Auf die Frage, wie man nun mit der Kanzler-Perfomance und den schlechten Umfragewerten der SPD umgeht, spricht Katja Mast, Parlamentarische Geschäftsführer der SPD-Fraktion davon, dass ihre Partei wieder mehr für "Alltagsstauglichkeit" stehen solle. Das habe sie ihrer Partei nach der Fraktionsklausur ins Stammbuch geschrieben - und das gelte auch für den SPD-Bundeskanzler.
"Mehr gute Inhalte liefern"
Doch wie "alltagstauglich" kann man Kanzler Scholz auf die Schnelle im Super-Wahljahr noch machen? Allein vor seinen Bundestagsreden wünscht sich so mancher Genosse, dass man ihm das Redemanuskript wegnehme, damit er nicht emotionslos die Zeilen abliest. Alltagstauglicher könnten auch die Themen sein, über welche die SPD spricht, heißt es immer wieder aus der Partei.
Eine bessere Kommunikation sei das eine, sagt Juso-Chef Philipp Türmer. "Die SPD muss auch die richtigen Antworten liefern. Es gibt genug Probleme, die die Menschen umtreiben, die man lösen könnte. Der Mangel an bezahlbaren Wohnraum beispielsweise - da sind die Antworten noch zu klein". Auch beim steigenden CO2-Preis und wie das sozial ausgeglichen werden soll, brauche die SPD ein klares Konzept.
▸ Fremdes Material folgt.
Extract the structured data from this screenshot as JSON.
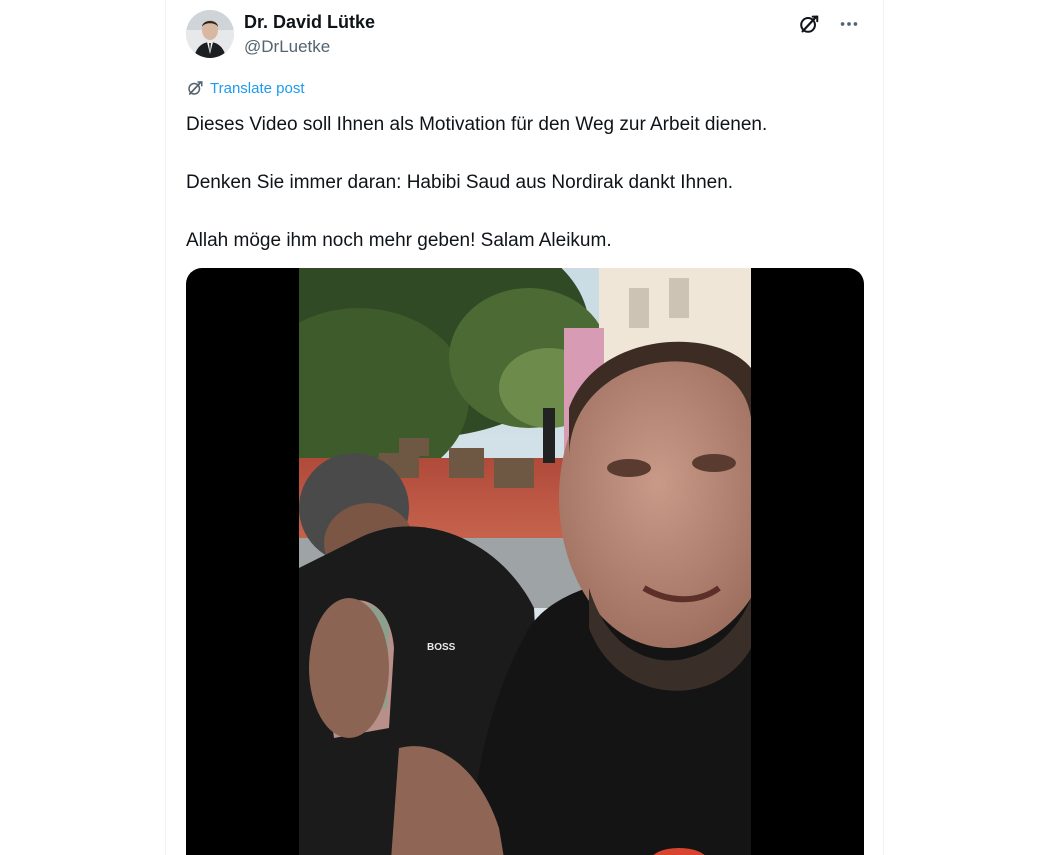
{
  "post": {
    "author_name": "Dr. David Lütke",
    "author_handle": "@DrLuetke",
    "translate_label": "Translate post",
    "paragraphs": [
      "Dieses Video soll Ihnen als Motivation für den Weg zur Arbeit dienen.",
      "Denken Sie immer daran: Habibi Saud aus Nordirak dankt Ihnen.",
      "Allah möge ihm noch mehr geben! Salam Aleikum."
    ]
  },
  "icons": {
    "grok": "grok-icon",
    "more": "more-horizontal-icon",
    "translate": "translate-icon"
  },
  "media": {
    "shirt_text": "BOSS"
  },
  "colors": {
    "link": "#1d9bf0",
    "text": "#0f1419",
    "muted": "#536471"
  }
}
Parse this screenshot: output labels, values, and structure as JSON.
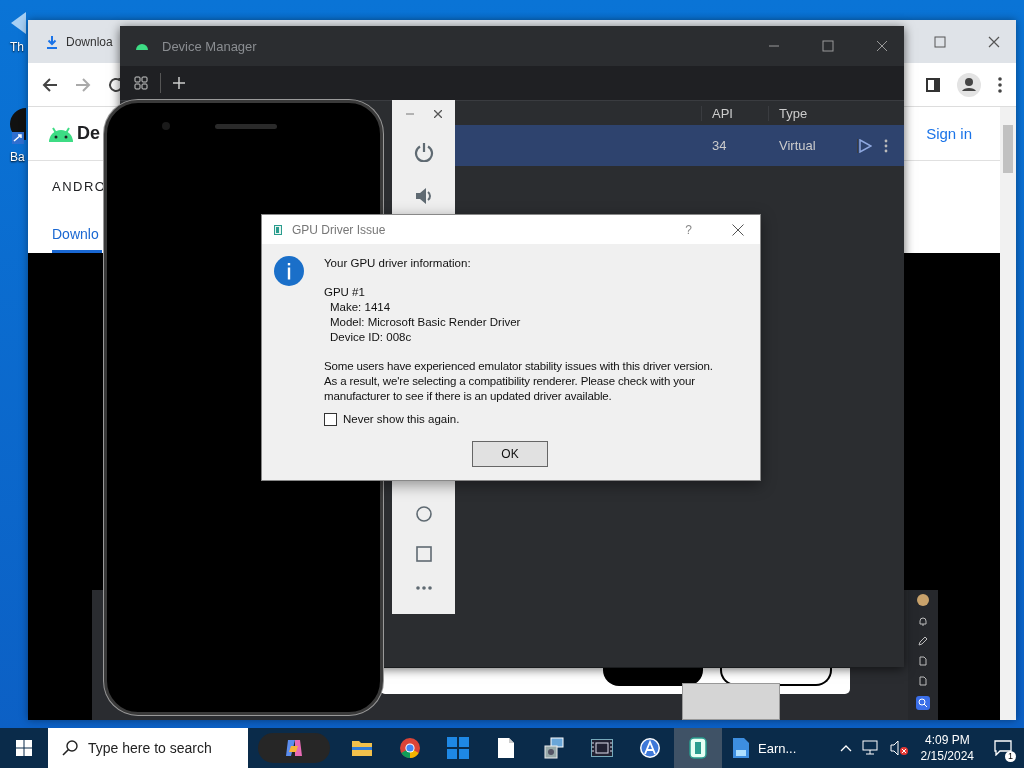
{
  "desktop": {
    "icons": [
      {
        "label": "Th"
      },
      {
        "label": "Ba"
      }
    ]
  },
  "browser": {
    "tab_title": "Downloa",
    "logo_text": "De",
    "sign_in": "Sign in",
    "section_label": "ANDRO",
    "nav_tab": {
      "label": "Downlo",
      "selected": true
    }
  },
  "device_manager": {
    "title": "Device Manager",
    "columns": [
      "API",
      "Type"
    ],
    "rows": [
      {
        "api": "34",
        "type": "Virtual",
        "selected": true
      }
    ]
  },
  "dialog": {
    "title": "GPU Driver Issue",
    "help": "?",
    "heading": "Your GPU driver information:",
    "gpu_name": "GPU #1",
    "gpu_details": [
      "Make: 1414",
      "Model: Microsoft Basic Render Driver",
      "Device ID: 008c"
    ],
    "message": "Some users have experienced emulator stability issues with this driver version.\nAs a result, we're selecting a compatibility renderer.  Please check with your\nmanufacturer to see if there is an updated driver available.",
    "checkbox": {
      "label": "Never show this again.",
      "checked": false
    },
    "ok_button": "OK"
  },
  "taskbar": {
    "search_placeholder": "Type here to search",
    "apps": [
      {
        "kind": "explorer",
        "active": false
      },
      {
        "kind": "chrome",
        "active": false
      },
      {
        "kind": "tiles",
        "active": false
      },
      {
        "kind": "document",
        "active": false
      },
      {
        "kind": "installer",
        "active": false
      },
      {
        "kind": "film",
        "active": false
      },
      {
        "kind": "studio",
        "active": false
      },
      {
        "kind": "emulator",
        "active": true
      },
      {
        "kind": "word",
        "active": false,
        "label": "Earn..."
      }
    ],
    "time": "4:09 PM",
    "date": "2/15/2024",
    "notification_count": "1"
  }
}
Es sei natürlich am Ende vor allem der Kanzler gefragt, bei den Fragen, die den Menschen unter den Nägeln brenne, Erfolge zu verbuchen und dafür zu sorgen, dass die Ampel als Gestalterin wahr- und ernstgenommen werde.
Sorgenvoller Blick in den Osten
Mit Sorgen schauen die Genossen nun auf die AfD und die Landtagswahlen im Osten. Sich nur inhaltlich stellen, wird nicht reichen, sind sich einige Sozialdemokraten einig. Schon jetzt wird der Ton gegenüber der AfD schärfer. Der SPD-Parteivorsitzende Lars Klingbeil bezeichnet AfD-Chefin Alice Weidel als "Rechtsextreme" und ruft nun die Bevölkerung auf, auch lauter zu werden.
Auch Juso-Chef Türmer will die schweigende Mehrheit mehr mobilisieren. Mit den Straßenprotesten gegen die AfD und den Rechtsextremismus ist nun ein Momentum geschaffen. Eines, das auch der Kanzler nutzen könnte, um den Abwärtstrend der SPD zu stoppen.